While there’s no denying Jews’ historical claim to Jerusalem, the reality on the ground proves Jerusalem is already Israel’s capital. The Knesset, Israel’s parliament building, is in Jerusalem. The prime minister resides there. The Supreme Court of Israel is there. The United States also has a consulate near the Knesset building (and will move its embassy there). Other nations have consulates in Jerusalem, as well.

So, Jerusalem is already Israel’s operating capital, and Trump just confirmed the obvious. Why it took America 70 years is a question for future generations to judge.

While the formal recognition simply confirms reality, what is truly amazing is our president’s willingness to defy peer pressure and stand up for what he believes. Trump is a strong man – not in an authoritarian way, as many on the left warn, but in his style of leadership. For decades, on this issue at least, America has caved to peer pressure and gone along with what the Muslim nations wanted. No more.

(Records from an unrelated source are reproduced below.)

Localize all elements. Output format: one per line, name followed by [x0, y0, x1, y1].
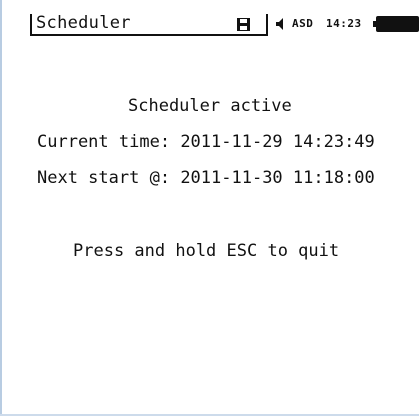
- battery-icon: [373, 16, 419, 32]
- device-screen: Scheduler ASD 14:23 Scheduler active Cur…: [0, 0, 419, 416]
- title-bracket-right: [266, 14, 268, 34]
- speaker-icon: [276, 18, 283, 30]
- title-underline: [30, 34, 268, 36]
- screen-frame-left: [0, 0, 2, 416]
- current-time-value: 2011-11-29 14:23:49: [180, 132, 375, 152]
- quit-hint: Press and hold ESC to quit: [73, 241, 340, 261]
- next-start-value: 2011-11-30 11:18:00: [180, 168, 375, 188]
- current-time-label: Current time:: [37, 132, 171, 152]
- next-start-row: Next start @: 2011-11-30 11:18:00: [37, 167, 375, 189]
- next-start-label: Next start @:: [37, 168, 171, 188]
- app-title: Scheduler: [36, 13, 131, 33]
- clock: 14:23: [326, 17, 362, 30]
- scheduler-status-heading: Scheduler active: [128, 96, 292, 116]
- title-bar: Scheduler ASD 14:23: [30, 12, 419, 36]
- current-time-row: Current time: 2011-11-29 14:23:49: [37, 131, 375, 153]
- mode-label: ASD: [292, 17, 314, 30]
- floppy-disk-icon: [237, 18, 250, 31]
- title-bracket-left: [30, 14, 32, 34]
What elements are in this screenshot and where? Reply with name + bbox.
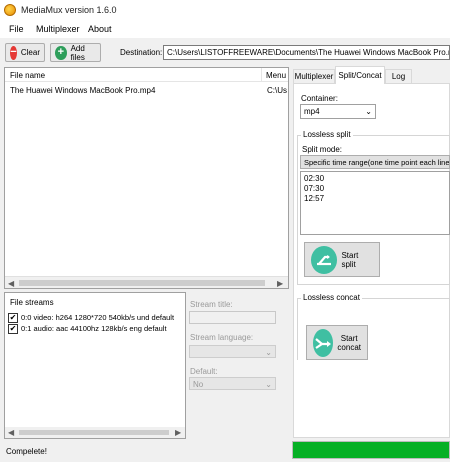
stream-language-select[interactable]: ⌄: [189, 345, 276, 358]
tab-multiplexer[interactable]: Multiplexer: [293, 69, 335, 83]
column-header-menu-label: Menu: [266, 71, 287, 80]
column-header-file-name-label: File name: [10, 71, 46, 80]
menu-file[interactable]: File: [9, 24, 24, 34]
container-select-value: mp4: [304, 107, 320, 116]
progress-fill: [293, 442, 449, 458]
lossless-split-label: Lossless split: [301, 130, 353, 139]
container-select[interactable]: mp4 ⌄: [300, 104, 376, 119]
start-split-button[interactable]: Start split: [304, 242, 380, 277]
default-select[interactable]: No ⌄: [189, 377, 276, 390]
split-mode-select[interactable]: Specific time range(one time point each …: [300, 155, 450, 169]
file-name-cell: The Huawei Windows MacBook Pro.mp4: [10, 86, 156, 95]
stream-item-text: 0:1 audio: aac 44100hz 128kb/s eng defau…: [21, 324, 167, 333]
stream-language-label: Stream language:: [190, 333, 254, 342]
chevron-down-icon: ⌄: [265, 348, 272, 357]
split-mode-label: Split mode:: [302, 145, 343, 154]
destination-input[interactable]: C:\Users\LISTOFFREEWARE\Documents\The Hu…: [163, 45, 450, 60]
scrollbar-thumb[interactable]: [19, 280, 265, 286]
file-streams-label: File streams: [10, 298, 54, 307]
stream-title-input[interactable]: [189, 311, 276, 324]
split-icon: [311, 245, 338, 274]
time-point-line: 07:30: [304, 184, 325, 193]
tab-log-label: Log: [391, 72, 406, 81]
stream-checkbox[interactable]: ✔: [8, 323, 18, 334]
menu-multiplexer[interactable]: Multiplexer: [36, 24, 80, 34]
scroll-left-icon[interactable]: ◀: [8, 279, 14, 288]
start-concat-label-line: concat: [337, 342, 361, 352]
container-label: Container:: [301, 94, 338, 103]
chevron-down-icon: ⌄: [365, 107, 372, 116]
clear-button-label: Clear: [20, 48, 40, 57]
column-header-menu[interactable]: Menu: [262, 68, 288, 82]
streams-scrollbar[interactable]: ◀ ▶: [5, 427, 185, 438]
tab-split-concat[interactable]: Split/Concat: [335, 66, 385, 84]
time-point-line: 12:57: [304, 194, 325, 203]
minus-icon: −: [10, 45, 17, 60]
concat-icon: [313, 328, 334, 357]
start-concat-button[interactable]: Start concat: [306, 325, 368, 360]
add-files-button[interactable]: + Add files: [50, 43, 101, 62]
stream-checkbox[interactable]: ✔: [8, 312, 18, 323]
lossless-concat-label: Lossless concat: [301, 293, 362, 302]
stream-item[interactable]: ✔ 0:1 audio: aac 44100hz 128kb/s eng def…: [8, 323, 186, 334]
stream-item[interactable]: ✔ 0:0 video: h264 1280*720 540kb/s und d…: [8, 312, 186, 323]
destination-label: Destination:: [120, 48, 163, 57]
scroll-right-icon[interactable]: ▶: [175, 428, 181, 437]
progress-bar: [292, 441, 450, 459]
default-label: Default:: [190, 367, 218, 376]
scroll-left-icon[interactable]: ◀: [8, 428, 14, 437]
tab-split-concat-label: Split/Concat: [338, 71, 382, 80]
table-row[interactable]: The Huawei Windows MacBook Pro.mp4 C:\Us: [5, 84, 288, 96]
default-select-value: No: [193, 380, 204, 389]
file-list-scrollbar[interactable]: ◀ ▶: [5, 276, 288, 288]
tab-multiplexer-label: Multiplexer: [294, 72, 334, 81]
scrollbar-thumb[interactable]: [19, 430, 169, 435]
start-split-label: Start split: [341, 250, 359, 269]
file-list[interactable]: [4, 67, 289, 289]
plus-icon: +: [55, 45, 67, 60]
add-files-button-label: Add files: [70, 43, 85, 62]
stream-item-text: 0:0 video: h264 1280*720 540kb/s und def…: [21, 313, 175, 322]
column-header-file-name[interactable]: File name: [5, 68, 262, 82]
menu-cell: C:\Us: [267, 86, 287, 95]
menu-about[interactable]: About: [88, 24, 112, 34]
start-concat-label: Start concat: [337, 334, 361, 352]
clear-button[interactable]: − Clear: [5, 43, 45, 62]
tab-log[interactable]: Log: [385, 69, 412, 83]
scroll-right-icon[interactable]: ▶: [277, 279, 283, 288]
stream-title-label: Stream title:: [190, 300, 233, 309]
app-icon: [4, 4, 16, 16]
time-point-line: 02:30: [304, 174, 325, 183]
status-text: Compelete!: [6, 447, 47, 456]
start-concat-label-line: Start: [340, 333, 358, 343]
window-title: MediaMux version 1.6.0: [21, 5, 117, 15]
time-points-textarea[interactable]: 02:30 07:30 12:57: [300, 171, 450, 235]
chevron-down-icon: ⌄: [265, 380, 272, 389]
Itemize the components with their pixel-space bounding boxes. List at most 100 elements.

Trump’s stand reminds me of the John Cougar Mellencamp song lyric: “You’ve gotta stand right up for something, or you’re gonna fall for anything.” For years we’ve fallen for the argument saying we shouldn’t risk riling the Muslim-dominated Middle East just to make a political point. Well, this is not a political point. It’s a matter of recognizing the wishes of the Jewish people, who lost 6 million members not too long ago and have been harassed by their Arab neighbors since Israel was established in 1948.

Wars, rockets, bombings, shootings – the Jews have put up with a lot. I’m proud to live in a country that recognizes their plight. Eighteen of the 21 Arab League nations don’t even recognize Israel’s right to exist as a country, let alone with Jerusalem as its capital. America, by denying the Jerusalem-as-capital issue, has enabled the anti-Israel cause in hopes it would bring peace. And it hasn’t.

The Jews’ Nazi exterminators sought a 1,000-year reign. That effort, thankfully, was derailed by the fighting men of America, Great Britain and Russia. I hope the Israeli people enjoy a 1,000-year reign over Jerusalem with the backing of nations like America that are willing to stand up for their historical claims – both ancient and modern.

John Balentine, a former managing editor for Sun Media Group, lives in Windham.